Back in 1984, Chorley Pals historian John Garwood interviewed Chorley Pal, Lance Corporal 15349 James Snailham – then aged 86.
Jimmy Snailham [pictured above left] said of the attack at Serre on the Somme on the 1st July 1916:
“Once I got into No Man’s Land and started forward I could see the lads being hit and falling down. It was not like you see at the pictures, jumping all over the place when they were shot; they gave a little grunt, their knees folded and they pitched forward on to their faces. It was like they were Mohammedans saying their prayers. They also twirled round and fell in all kinds of ways when they were hit.”
He described how he disobeyed the order to walk that morning and managed to reach the German trenches - one of only a small number of men from his Battalion to do so:
“We were told not to run but to walk over, but after I saw the lads get hit, I ran across. I got to the German front line barbed wire, some ten yards in front of their trenches completely untouched. I then dropped to the ground. I turned round to see how many of my mates were with me, and I was on my own – not a soul moving, just dead and wounded.”
Eventually wounded in both legs, James Snailham attempted to reach the British trenches across No Man’s Land:
“I kept on going and fell into our trench. I crawled around one of the bays and came across Tom Mather from Chorley, who saw me and said ‘What are you doing here?’ he was one of the Battalion’s Military Police. I told him I was wounded. He then carried me to the road that went to Doullens and left me for the medical lads to pick me up and take me to the casualty clearing station.”

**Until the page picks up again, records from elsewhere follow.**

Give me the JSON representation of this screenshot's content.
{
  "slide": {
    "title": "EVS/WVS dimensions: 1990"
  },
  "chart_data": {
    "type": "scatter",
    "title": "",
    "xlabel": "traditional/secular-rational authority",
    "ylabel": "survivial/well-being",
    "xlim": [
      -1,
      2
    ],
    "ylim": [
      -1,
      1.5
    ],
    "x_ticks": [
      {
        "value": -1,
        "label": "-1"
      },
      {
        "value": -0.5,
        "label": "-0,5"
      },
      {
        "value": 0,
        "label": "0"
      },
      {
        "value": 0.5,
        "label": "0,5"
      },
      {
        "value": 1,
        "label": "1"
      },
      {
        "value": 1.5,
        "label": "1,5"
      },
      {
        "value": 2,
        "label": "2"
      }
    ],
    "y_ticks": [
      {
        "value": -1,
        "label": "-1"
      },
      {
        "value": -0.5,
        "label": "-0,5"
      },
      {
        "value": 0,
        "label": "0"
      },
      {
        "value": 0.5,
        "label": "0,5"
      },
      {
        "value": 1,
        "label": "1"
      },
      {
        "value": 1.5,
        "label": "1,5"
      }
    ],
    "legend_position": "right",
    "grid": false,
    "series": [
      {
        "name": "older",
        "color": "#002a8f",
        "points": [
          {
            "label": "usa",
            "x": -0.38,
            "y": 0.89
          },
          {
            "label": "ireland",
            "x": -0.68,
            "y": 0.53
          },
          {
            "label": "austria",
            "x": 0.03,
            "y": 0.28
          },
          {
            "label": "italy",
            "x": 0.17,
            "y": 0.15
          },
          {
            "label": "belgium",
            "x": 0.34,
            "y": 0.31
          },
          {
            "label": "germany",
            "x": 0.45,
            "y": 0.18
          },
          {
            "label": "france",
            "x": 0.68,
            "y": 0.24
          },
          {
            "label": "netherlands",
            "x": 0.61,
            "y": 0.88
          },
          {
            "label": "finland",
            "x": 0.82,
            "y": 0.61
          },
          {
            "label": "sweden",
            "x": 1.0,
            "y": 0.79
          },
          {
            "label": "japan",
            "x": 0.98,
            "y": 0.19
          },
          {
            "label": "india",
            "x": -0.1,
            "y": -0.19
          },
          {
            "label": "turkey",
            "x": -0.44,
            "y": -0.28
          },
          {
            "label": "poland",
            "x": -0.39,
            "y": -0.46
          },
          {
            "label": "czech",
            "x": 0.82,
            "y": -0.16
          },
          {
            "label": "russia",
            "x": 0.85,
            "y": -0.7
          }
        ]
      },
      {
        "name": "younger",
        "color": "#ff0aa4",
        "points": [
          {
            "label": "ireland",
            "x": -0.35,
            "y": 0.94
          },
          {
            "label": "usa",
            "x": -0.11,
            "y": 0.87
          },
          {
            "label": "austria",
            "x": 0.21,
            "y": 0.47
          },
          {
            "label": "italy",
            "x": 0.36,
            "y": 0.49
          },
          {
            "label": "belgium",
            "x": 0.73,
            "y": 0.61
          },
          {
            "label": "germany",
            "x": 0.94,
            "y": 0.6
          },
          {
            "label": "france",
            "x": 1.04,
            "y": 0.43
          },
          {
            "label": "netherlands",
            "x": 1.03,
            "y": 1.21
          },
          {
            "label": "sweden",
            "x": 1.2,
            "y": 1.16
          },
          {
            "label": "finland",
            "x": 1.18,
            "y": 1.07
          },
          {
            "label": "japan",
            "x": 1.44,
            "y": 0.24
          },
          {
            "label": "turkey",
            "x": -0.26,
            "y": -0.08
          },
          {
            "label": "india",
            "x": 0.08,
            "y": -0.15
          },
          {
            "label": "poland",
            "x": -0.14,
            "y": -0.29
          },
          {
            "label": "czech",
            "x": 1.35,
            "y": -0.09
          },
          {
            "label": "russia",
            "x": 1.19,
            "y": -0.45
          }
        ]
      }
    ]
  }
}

He continued: “I was taken to the casualty clearing station to await treatment and removal of the shrapnel from my legs. When my turn came along I was laid on a plank of wood across trestles. Four or so men held me down while the medical officer removed it. This was done without the use of an anaesthetic. It looked like a butcher’s shop, the clearing station, but when one looks back the poor medical officer had to work quickly, because there were so many who required treatment.”
James Snailham was posted to Mesopotamia in 1917, returning to his home village of Whittle-le-Woods in 1919; he died in Wakefield in October 1991.